In der Nachkriegszeit lag das Berliner Kreditwesen zunächst in den Händen des Berliner Stadtkontors, der Städtischen Sparkasse und der Berliner Volksbank eGmbH. Erst ab Mitte 1949 wurden Neugründungen zugelassen. An Aufschwung der Berliner Wirtschaft nach Überwindung der ersten Nachwirkungen der Blockade hatten die neuen Kreditinstitute dann hervorragenden Anteil. Das Gewicht des Einlagen- und Kreditgeschäfts liegt aber auch heute noch bei der aus dem Berliner Stadtkontor hervorgegangenen Berliner Bank AG., deren Aktienkapital von 10 Mill. DM voll.im Besitz des Berliner Senats ist und die ihr Depositenkassennetz bereits auf 40 Stellen erweiterte.

Unter den neuen Aktienbanken, den Nachfolgeinstituten der ehemaligen Filialgroßbanken, steht die Bank für Handel und Industrie AG. (ehemals Dresdner Bank) hinsichtlich des Geschäftsumfanges an der Spitze. Es folgen die Berliner Disconto-Bank AG. (Deutsche Bank) und die Bankgesellschaft Berlin AG. (Commerzbank AG.). Heute hat Berlin 24 Kreditinstitute. Es sind vornehmlich Privatbankiers, aber auch einige Spezialbanken, wie die Berliner Industriebank AG., in deren Händen hauptsächlich die Weiterleitung der ERP-Kredite liegt.

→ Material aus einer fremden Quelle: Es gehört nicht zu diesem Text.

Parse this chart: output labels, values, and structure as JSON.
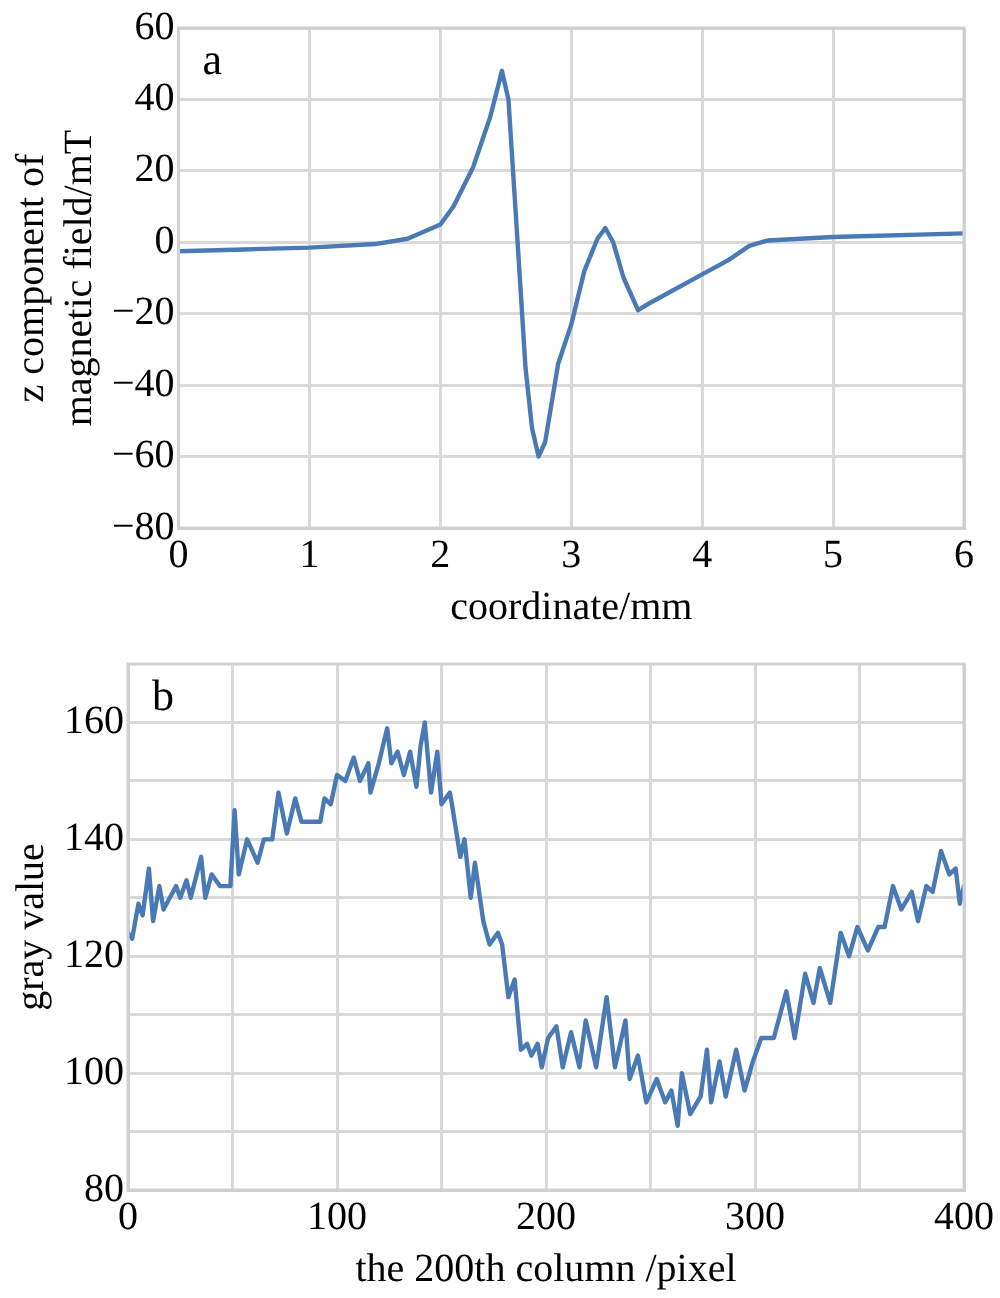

Die Summe der kurzfristigen Kredite der Berliner Institute hatte Ende Oktober die 500-Mill.-Grenze überschritten. Diese Entwicklung wurde nicht nur durch die reguläre Rücklagenbildung ermöglicht, sondern noch mehr durch die Aufwertung der Uraltkonten aus der Zeit vor dem 8. Mai 1945, die in Westberlin Anfang 1950 einsetzte und noch nicht abgeschlossen ist. Die Kreditausweitung im laufenden Jahr ist außerdem der stärkeren Benutzung des Wechsels als Kreditinstrument zu danken. Die Zuleitung der der Berliner Wirtschaft zugedachten GARIOA-Mittel an die Berliner Zentralbank versetzte dieses Institut in die Lage, durch erhöhte Ankäufe von Ausgleichsforderungen die Liquidität und damit die Kreditkraft der Berliner Banken zu verbessern.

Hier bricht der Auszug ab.